Thirdly, the rating that is used now shows more activity (ie, time dependence). It would be more useful to show the rating “pluses per message on average” - then people will not once again flood with meaningless comments, and the top users will look more correct: whoever has more useful messages will be in the top.

Fourth, instead of artificially fueling toxicity and mutual hatred in the community, incl. almost officially endorsing the "war of cons" - you just need to finally add ignore. And not just to fold comments under the spoiler, but to hide them, something like "UFO hid this entry at your request." And in order to cancel the ignore, you need to go into the settings and manually enter the nickname of the one whom you ignored; that is, turning on ignore should be easy, and turning it off should be difficult.

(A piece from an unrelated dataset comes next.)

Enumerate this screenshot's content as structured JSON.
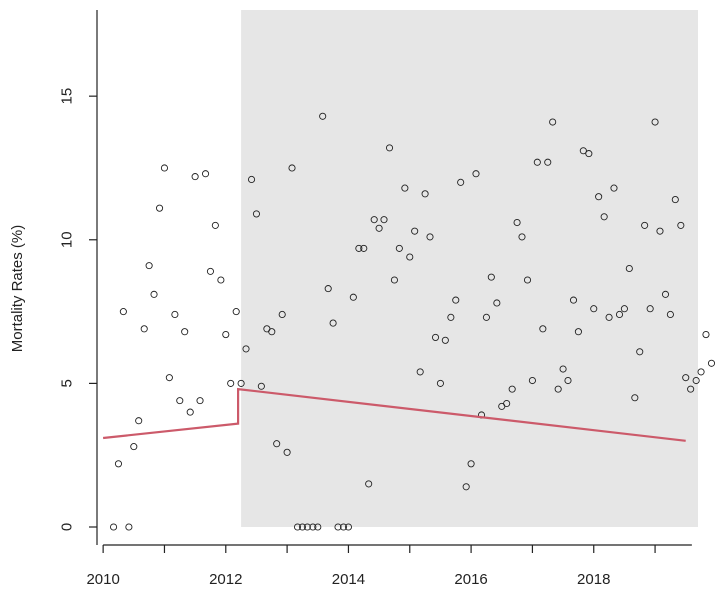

Fifth, I think it's time to revisit the issue of "price per appraisal." To put a minus, a person should spend part of his rating. The reasons for this were discussed above - it is more likely that an unhappy person will put a minus, than a satisfied one - a plus. It is necessary to equalize the chances of pros and cons.

And lastly, you can leave karma in its current form just as an element of decor and tradition, but remove its connection with blocking. Then, finally, all these jokers and jokers with their jokes “why are you worried about karma, I’m not worried, it doesn’t affect anything” will finally be able to say this seriously.

Only registered users can participate in the survey. Sign in, you are welcome.

Are you satisfied with the karma system in its current form?

  • Yes

  • No

1710 users voted. 417 users abstained.